A new study looks at how sleep EEGs in patients with Rett syndrome could aid in predicting disease features and severity.
Rett syndrome is a genetic condition affecting mostly girls; mutations in the MECP2 gene cause regression of language and motor skills starting at 12 to 18 months of age. Impacted children usually stabilise; however, it is difficult to predict how Rett syndrome will affect them in the future. It can lead to epilepsy, language, cognitive, and fine motor function problems.
The pilot study, led by Patrick Davis, MD, PhD, a resident in the Department of Neurology at Boston Children’s Hospital and April Levin MD, a faculty researcher and neurologist, suggests that overnight EEG studies can help clinicians with what to expect and inform care for Rett syndrome.
“There is a huge range of symptom severity in Rett syndrome,” said Davis. “For example, language development can range from relatively normal to being able to have simple conversations to having no words and no language comprehension. We currently have no reliable way to predict, much less modify, this developmental trajectory. A biomarker would be a step toward developing more refined interventions.”
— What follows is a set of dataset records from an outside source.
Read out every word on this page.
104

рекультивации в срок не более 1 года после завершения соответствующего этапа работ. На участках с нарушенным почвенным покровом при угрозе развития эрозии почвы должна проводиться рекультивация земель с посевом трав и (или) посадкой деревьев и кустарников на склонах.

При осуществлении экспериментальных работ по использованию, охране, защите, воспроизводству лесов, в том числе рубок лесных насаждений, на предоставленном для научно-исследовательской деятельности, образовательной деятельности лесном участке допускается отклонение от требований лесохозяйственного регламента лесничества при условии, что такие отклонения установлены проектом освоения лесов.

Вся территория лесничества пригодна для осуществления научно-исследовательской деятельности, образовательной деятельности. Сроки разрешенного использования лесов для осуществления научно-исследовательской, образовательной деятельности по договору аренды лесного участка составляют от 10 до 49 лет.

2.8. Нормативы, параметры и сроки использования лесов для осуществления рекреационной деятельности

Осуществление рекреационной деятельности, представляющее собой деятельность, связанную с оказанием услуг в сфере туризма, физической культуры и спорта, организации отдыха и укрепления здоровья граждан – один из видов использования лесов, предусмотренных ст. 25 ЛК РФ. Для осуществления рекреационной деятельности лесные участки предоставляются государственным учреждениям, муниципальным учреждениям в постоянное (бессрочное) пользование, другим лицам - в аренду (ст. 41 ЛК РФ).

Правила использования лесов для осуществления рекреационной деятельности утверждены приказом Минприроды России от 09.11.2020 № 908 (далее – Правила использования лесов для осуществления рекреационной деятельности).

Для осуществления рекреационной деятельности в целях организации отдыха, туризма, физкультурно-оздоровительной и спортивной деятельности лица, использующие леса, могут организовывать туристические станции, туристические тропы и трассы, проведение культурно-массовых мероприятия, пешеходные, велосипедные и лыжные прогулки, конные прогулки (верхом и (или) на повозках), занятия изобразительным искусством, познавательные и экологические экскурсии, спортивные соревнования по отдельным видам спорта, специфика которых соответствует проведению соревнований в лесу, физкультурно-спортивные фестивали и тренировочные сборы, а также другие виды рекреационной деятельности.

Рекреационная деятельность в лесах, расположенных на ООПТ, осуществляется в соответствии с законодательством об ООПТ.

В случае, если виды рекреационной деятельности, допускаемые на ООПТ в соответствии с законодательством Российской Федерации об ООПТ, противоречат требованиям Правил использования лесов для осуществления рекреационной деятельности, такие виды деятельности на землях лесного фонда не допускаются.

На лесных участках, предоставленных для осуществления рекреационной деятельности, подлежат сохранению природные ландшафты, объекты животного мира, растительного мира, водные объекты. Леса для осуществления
Monitoring patients with Rett syndrome during the night
EEG studies have already been implemented for Rett syndrome but are typically carried out when the child is awake. The researchers wanted to discover if anything would happen to the EEG during sleep.
“Sleep is an active time when the brain processes new information and rewires to optimise its functioning,” commented Davis. “We reasoned that altered brain activity in sleep might contribute to neurodevelopmental problems in Rett syndrome. There’s a rich literature on sleep EEGs, but few studies have looked at Rett syndrome specifically.”
The study analysed overnight EEG data from 22 girls with Rett syndrome ordered by clinicians (most likely to evaluate seizures) and 25 age-matched, typically developing controls. The researchers tracked the different frequency waves that make up the EEG signal, each created by the collective firing of large groups of neurons.
The team focused on phase-amplitude coupling, a measure of how slow EEG oscillations, which are crucial for memory consolidation, relate to higher-frequency waves. This relationship has shown how well brain activity is integrated.
This stage showcases how children with the syndrome and unaffected children develop differently.
Unaffected children exhibit the close coupling of slow and fast oscillations at the top of the brain, starting at around 12 to 18 months of age. However, children with Rett syndrome did not develop that feature and had different patterns of coupling of slow and fast oscillations in various brain locations.
“Just by looking at the sleep EEG, we could predict whether a patient had Rett syndrome or not with 90% accuracy,” said Davis. “We also found specific EEG patterns that may correspond to different subtypes of Rett syndrome or even help predict clinical severity.”
Using EEGs for early-onset sleep disorders
Davis emphasises that this work is just a first pass in a small, select group of patients that need to be confirmed and expanded upon. The researcher noted that altered EEG patterns are not a proven cause of neurodevelopmental regression in Rett syndrome but could open new possibilities.
“If we can validate our findings in a larger cohort of girls with Rett, it would be interesting to see if doing non-invasive brain stimulation at night — with a cap worn during sleep — could improve some EEG biomarkers, and whether targeted brain stimulation would improve a child’s developmental trajectory,” he said. “That is one of our ultimate goals.”
Transcranial magnetic stimulation (TMS) is used in children with epilepsy and has proven to be safe. This therapy could offer an alternative to epilepsy or sleep medications, which can come with side effects or be utilised with other drugs. Further EEG studies in girls with Rett syndrome could point to particular brain circuits to target stimulation.
Davis and his research team are planning to look at overnight EEGs in children with the syndrome who don’t have epilepsy and in children with other early-onset disorders that involve altered sleep dynamics, such as epileptic encephalopathies, infantile spasms, trisomy 21, and autism spectrum disorder.
“The development of reliable biomarkers is a key step towards identifying the best anti-seizure medications and developing pharmacologic treatments for the cognitive and intellectual symptoms for these disorders,” Davis concluded. “We think overnight EEGs could be the foundation of meaningful translational work.”